Riccardi, Placido, Bl.
RICCARDI, PLACIDO, BL.
Benedictine priest; b. Trevi, Italy, June 24, 1844; d. Rome, March 14, 1915. He was baptized Tommaso. After studying philosophy at the Angelicum in Rome, he joined the Benedictines in Rome at the Abbey of saint paul-outside-the walls (1867) and took the name Placido. In 1870 he was arrested for not presenting himself for military service, and was sentenced by a military tribunal in Florence to a one-year imprisonment as a deserter. The following month he was released from prison and placed in the army. After a month's service he was declared incapable of military service and dismissed. Thereupon he returned to his abbey and was ordained (1871). After spending several years there in various positions, he became in 1884 vicar for his abbot at S. Magno d'Amelia, a convent of Benedictine sisters juridically dependent on St. Paul's. In 1885 he returned to Rome as master of novices. He went again to S. Magno in 1887 as spiritual director for the sisters, and became highly esteemed as confessor for the clergy of that area. In 1895 he became rector of the ancient basilica in Farfa. His zealous labors there as pastor for the local faithful and his care for the pilgrims to Farfa gained him the title of apostle of the Sabine region. Serious illness caused him to spend his last three years in Rome.

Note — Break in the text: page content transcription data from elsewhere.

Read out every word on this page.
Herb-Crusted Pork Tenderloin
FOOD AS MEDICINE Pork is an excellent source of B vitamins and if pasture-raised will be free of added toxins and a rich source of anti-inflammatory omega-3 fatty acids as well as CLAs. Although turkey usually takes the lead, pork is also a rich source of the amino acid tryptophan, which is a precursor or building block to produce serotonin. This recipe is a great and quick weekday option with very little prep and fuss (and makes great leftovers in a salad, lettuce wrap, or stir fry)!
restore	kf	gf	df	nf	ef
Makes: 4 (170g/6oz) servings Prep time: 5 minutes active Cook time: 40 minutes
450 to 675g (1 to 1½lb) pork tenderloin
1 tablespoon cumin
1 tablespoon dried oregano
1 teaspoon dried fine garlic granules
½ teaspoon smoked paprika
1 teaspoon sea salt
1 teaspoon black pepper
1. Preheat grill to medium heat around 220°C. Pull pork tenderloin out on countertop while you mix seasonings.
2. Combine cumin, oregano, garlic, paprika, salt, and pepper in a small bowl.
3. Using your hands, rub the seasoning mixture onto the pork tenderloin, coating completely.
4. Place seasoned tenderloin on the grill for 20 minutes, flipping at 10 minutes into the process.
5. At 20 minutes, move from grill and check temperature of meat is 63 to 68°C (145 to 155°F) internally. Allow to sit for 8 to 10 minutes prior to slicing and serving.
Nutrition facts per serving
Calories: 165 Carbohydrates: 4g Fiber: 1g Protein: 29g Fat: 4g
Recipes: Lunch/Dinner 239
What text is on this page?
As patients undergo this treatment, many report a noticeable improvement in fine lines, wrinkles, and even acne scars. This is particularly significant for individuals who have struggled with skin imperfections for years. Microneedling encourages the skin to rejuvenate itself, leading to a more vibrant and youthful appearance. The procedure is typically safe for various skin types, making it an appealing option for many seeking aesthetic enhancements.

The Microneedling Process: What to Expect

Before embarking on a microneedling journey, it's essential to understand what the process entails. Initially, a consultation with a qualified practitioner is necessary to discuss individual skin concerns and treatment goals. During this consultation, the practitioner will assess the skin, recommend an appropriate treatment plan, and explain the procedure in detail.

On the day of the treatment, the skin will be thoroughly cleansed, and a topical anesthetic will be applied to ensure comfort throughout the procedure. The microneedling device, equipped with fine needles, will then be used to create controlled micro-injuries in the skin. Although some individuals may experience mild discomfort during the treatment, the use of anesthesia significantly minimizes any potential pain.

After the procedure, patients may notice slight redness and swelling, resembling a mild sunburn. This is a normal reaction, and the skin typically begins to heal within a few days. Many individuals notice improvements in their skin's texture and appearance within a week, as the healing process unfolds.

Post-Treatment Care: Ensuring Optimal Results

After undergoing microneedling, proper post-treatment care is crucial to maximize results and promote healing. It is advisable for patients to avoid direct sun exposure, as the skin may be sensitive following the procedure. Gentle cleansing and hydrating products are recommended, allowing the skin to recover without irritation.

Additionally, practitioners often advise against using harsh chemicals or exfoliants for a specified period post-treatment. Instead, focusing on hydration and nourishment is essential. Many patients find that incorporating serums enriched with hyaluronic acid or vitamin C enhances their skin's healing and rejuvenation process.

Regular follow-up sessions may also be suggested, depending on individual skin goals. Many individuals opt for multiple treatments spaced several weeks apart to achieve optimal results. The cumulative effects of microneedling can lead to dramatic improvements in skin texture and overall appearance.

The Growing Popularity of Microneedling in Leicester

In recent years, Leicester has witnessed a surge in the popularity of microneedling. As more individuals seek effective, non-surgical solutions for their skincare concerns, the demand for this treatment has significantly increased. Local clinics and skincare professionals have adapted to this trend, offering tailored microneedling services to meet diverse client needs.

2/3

He was beatified in 1954.
Feast: March 14.
Bibliography: p. granfield, "Blessed Placid Riccardi," American Benedictine Review 5 (1954) 299–305. i. schuster, Profilo Storico del beato Placido Riccardi (Milan 1954). j. l. baudot and l. chaussin, Vies des saints et des bienheureux selon l'ordre du calendrier avec l'historique des fêtes, ed. by the Benedictines of Paris, 12 v. (Paris 1935–56); v. 13, suppl. and table générale (1959) 228–234.